Grima Horn’s “Conduit”
Grima Horn’s “Redemption”
Grima is a multidisciplinary artist. By multidisciplinary, I mean painting, sewing dolls and fantastic period costumes, and even welding. He’s lived through about a million catastrophes and insane circumstances and never lost the will to teach or create. Grima suffers from Ehlers-Danlos syndrome, an intensely painful genetic disorder of the connective tissue. He is roughly ten years older than I am and when we met, I found a true mentor — support from one disabled artist to another (I suffer from Tourette syndrome, which, in my case, results in what is effectively a chronic pain condition).
Grima is selfless, caring, and pours every last drop of effort into everything he does –artistically and in his friendships. Even when he is in terrible pain, if I have a bad day, he’s always been right there in my corner. If I sound saccharine, believe me, that stuff rots your teeth. I’m being honest.
With all of this taken into consideration, I found it absolutely abhorrent that people close to Grima would shut him out of their lives for their own peace of mind.
When the will was finally signed, it was not done by his friends. It was done while Grima was in the hospital, and I had the document faxed and signed by two nurses, who probably never want to hear from me again after about a billion phone calls pleading with them to do something that they are equipped to do, capable of, and trained to do. Important lesson, kids — people die in hospitals all the time. If a hospital tells you that they don’t do wills, they either don’t want to bother with you, or they’re lying. Even rehab facilities are able to provide that service, just in case. So with all due respect to the grueling schedules and stressful environment of the health care industry, sometimes you’ve got to be irritatingly persistent just to make people do their jobs.
After the will was signed, we both wanted to throw a party. It was a HUGE relief. But the problem of isolation still bore down heavily on Grima, and after all we had been through, I began to realize a few simple but hugely important ideas on how to be the best friend that you can possibly be to someone who is ill.
-Keep in touch. People feel better when they know they are cared for and kept in mind, and that someone still gives a shit about them, regardless of their health status.
-Respect boundaries. This extends to “keeping in touch.” If your friend needs to sleep, or they’re feeling too crappy to chat, let them have their time, and respect their space. If you ignore this, you are basically saying to the person in question, “you’re not fit to make decisions for yourself, let me make them for you.” This is dehumanizing and demoralizing, so only go over their head in a total emergency.

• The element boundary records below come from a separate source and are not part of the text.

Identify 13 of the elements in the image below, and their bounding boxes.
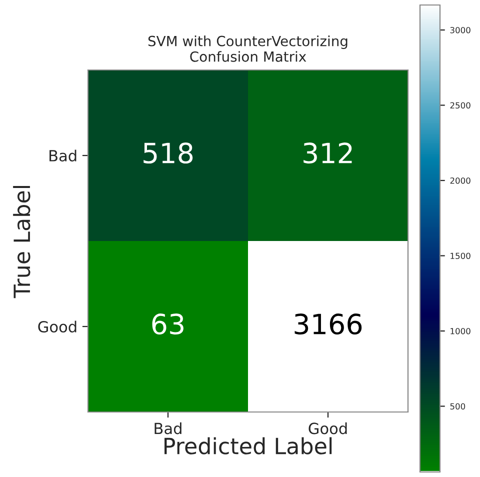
y-axis-title: True Label [13, 186, 30, 298]
color-bar-label: 1000 [450, 328, 470, 334]
data-label: 518 [144, 142, 193, 164]
color-bar-label: 500 [450, 403, 466, 410]
data-label: 312 [304, 142, 352, 164]
x-axis-title: Predicted Label [164, 437, 332, 454]
color-bar-label: 2500 [450, 102, 470, 109]
color-bar-label: 1500 [450, 252, 470, 260]
data-label: 3166 [294, 314, 362, 335]
chart-title: SVM with CounterVectorizing Confusion Matrix [148, 36, 348, 62]
data-label: 63 [152, 314, 184, 335]
color-bar-label: 3000 [450, 26, 470, 34]
color-bar-label: 2000 [450, 177, 470, 184]
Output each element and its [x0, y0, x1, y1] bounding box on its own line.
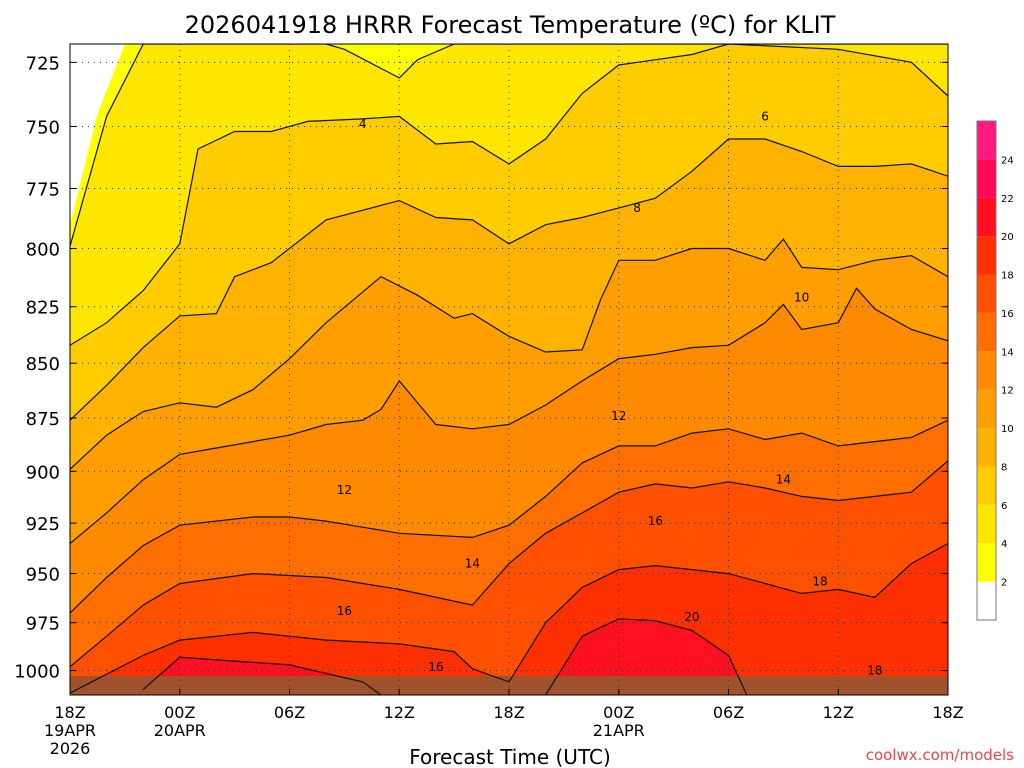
contour-label: 14 [465, 557, 480, 571]
colorbar-frame [976, 120, 997, 621]
y-tick-label: 975 [26, 614, 60, 635]
credit-text: coolwx.com/models [866, 746, 1014, 764]
contour-label: 10 [794, 291, 809, 305]
colorbar-swatch-7 [977, 312, 996, 352]
colorbar-swatch-11 [977, 159, 996, 198]
y-tick-label: 725 [26, 53, 60, 74]
y-tick-label: 800 [26, 240, 60, 261]
y-tick-label: 825 [26, 298, 60, 319]
y-tick-label: 850 [26, 354, 60, 375]
contour-label: 6 [761, 109, 769, 123]
y-tick-label: 1000 [14, 662, 60, 683]
x-tick-label: 00Z [603, 703, 634, 722]
contour-20-8 [142, 656, 382, 695]
x-tick-label: 20APR [154, 721, 206, 740]
colorbar-tick-label: 22 [1001, 194, 1014, 205]
x-tick-label: 12Z [823, 703, 854, 722]
x-tick-label: 12Z [384, 703, 415, 722]
contour-4-0 [70, 44, 948, 247]
colorbar-swatch-2 [977, 504, 996, 544]
contour-label: 14 [776, 473, 791, 487]
colorbar-tick-label: 4 [1001, 539, 1007, 550]
y-tick-label: 950 [26, 565, 60, 586]
contour-label: 16 [337, 604, 352, 618]
band-above-20-9 [545, 618, 747, 695]
chart-title: 2026041918 HRRR Forecast Temperature (ºC… [185, 11, 836, 39]
colorbar-tick-label: 14 [1001, 347, 1014, 358]
y-tick-label: 925 [26, 514, 60, 535]
colorbar-tick-label: 18 [1001, 271, 1014, 282]
contour-label: 18 [812, 575, 827, 589]
band-below-2 [70, 44, 125, 225]
colorbar-tick-label: 6 [1001, 501, 1007, 512]
colorbar-swatch-0 [977, 581, 996, 620]
colorbar-swatch-10 [977, 197, 996, 237]
colorbar-tick-label: 20 [1001, 232, 1014, 243]
contour-6-1 [70, 44, 948, 346]
x-axis-label: Forecast Time (UTC) [409, 745, 611, 768]
colorbar-swatch-9 [977, 236, 996, 275]
contour-label: 16 [648, 514, 663, 528]
colorbar-swatch-6 [977, 351, 996, 390]
contour-8-2 [70, 138, 948, 421]
y-tick-label: 750 [26, 117, 60, 138]
colorbar-tick-label: 12 [1001, 386, 1014, 397]
contour-16-6 [70, 460, 948, 668]
colorbar-swatch-8 [977, 274, 996, 313]
contour-label: 12 [337, 483, 352, 497]
x-tick-label: 18Z [54, 703, 85, 722]
x-tick-label: 06Z [274, 703, 305, 722]
colorbar-tick-label: 10 [1001, 424, 1014, 435]
contour-12-4 [70, 287, 948, 544]
contour-label: 8 [633, 201, 641, 215]
contour-18-7 [70, 542, 948, 694]
contour-layer [70, 44, 948, 695]
grid-layer [70, 44, 948, 695]
x-tick-label: 18Z [493, 703, 524, 722]
x-tick-label: 06Z [713, 703, 744, 722]
colorbar-swatch-3 [977, 466, 996, 505]
colorbar-swatch-12 [977, 121, 996, 160]
contour-label: 18 [867, 664, 882, 678]
x-tick-label: 00Z [164, 703, 195, 722]
colorbar-tick-label: 2 [1001, 578, 1007, 589]
colorbar-tick-label: 8 [1001, 462, 1007, 473]
contour-label: 12 [611, 409, 626, 423]
x-tick-label: 19APR [44, 721, 96, 740]
contour-10-3 [70, 238, 948, 470]
temperature-fill-layer [70, 44, 948, 695]
colorbar-tick-label: 16 [1001, 309, 1014, 320]
contour-14-5 [70, 419, 948, 614]
contour-20-9 [545, 618, 748, 695]
colorbar-swatch-1 [977, 543, 996, 582]
x-tick-label: 2026 [50, 739, 91, 758]
contour-label: 4 [359, 117, 367, 131]
colorbar-swatch-4 [977, 428, 996, 467]
y-tick-label: 875 [26, 409, 60, 430]
y-tick-label: 900 [26, 462, 60, 483]
colorbar-tick-label: 24 [1001, 155, 1014, 166]
x-tick-label: 21APR [593, 721, 645, 740]
y-tick-label: 775 [26, 179, 60, 200]
contour-label: 16 [428, 660, 443, 674]
contour-label: 20 [684, 610, 699, 624]
x-tick-label: 18Z [932, 703, 963, 722]
colorbar-swatch-5 [977, 389, 996, 429]
contour-label-layer: 4 6 8 10 12 12 14 16 14 18 16 20 16 18 [337, 109, 883, 677]
pressure-axis: 725 750 775 800 825 850 875 900 925 950 975 1000 [14, 53, 948, 683]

-Only do what you are able. If you are not physically, financially or emotionally able to cope with certain aspects of a situation, make it clear to the person whom you are helping. Otherwise, you may grow resentful, depressed or exhausted. Or all of the above. Thankfully, I only got the exhausted part, but everyone’s different.
-Take it a day at a time. Everybody has bad days.
-Take care of yourself. Someone you love is dying, you’ve got a lot on your mind, too!
-Ask “ how long do you have?” or anything specific about a person’s condition unless they are willing to share. It’s personal business, and the fact that you are helping does NOT entitle you to it.
-Ignore them. This is the WORST offense. People are either alive or dead, and sick is a hell of a lot different than dead. Do as you would be done by, and I don’t know anyone who would want to be left alone when they’re sick and afraid and sad.
-“Dump” onto them. This person only needs positivity right now. If you are sad and frustrated, confide in another source.
– Say “Feel better!” or “Get well soon!” They won’t. They know that. Hearing it is like a slap in the face. Instead, try asking, “How are you feeling today?” Say “Love you!” or “I’m sorry.”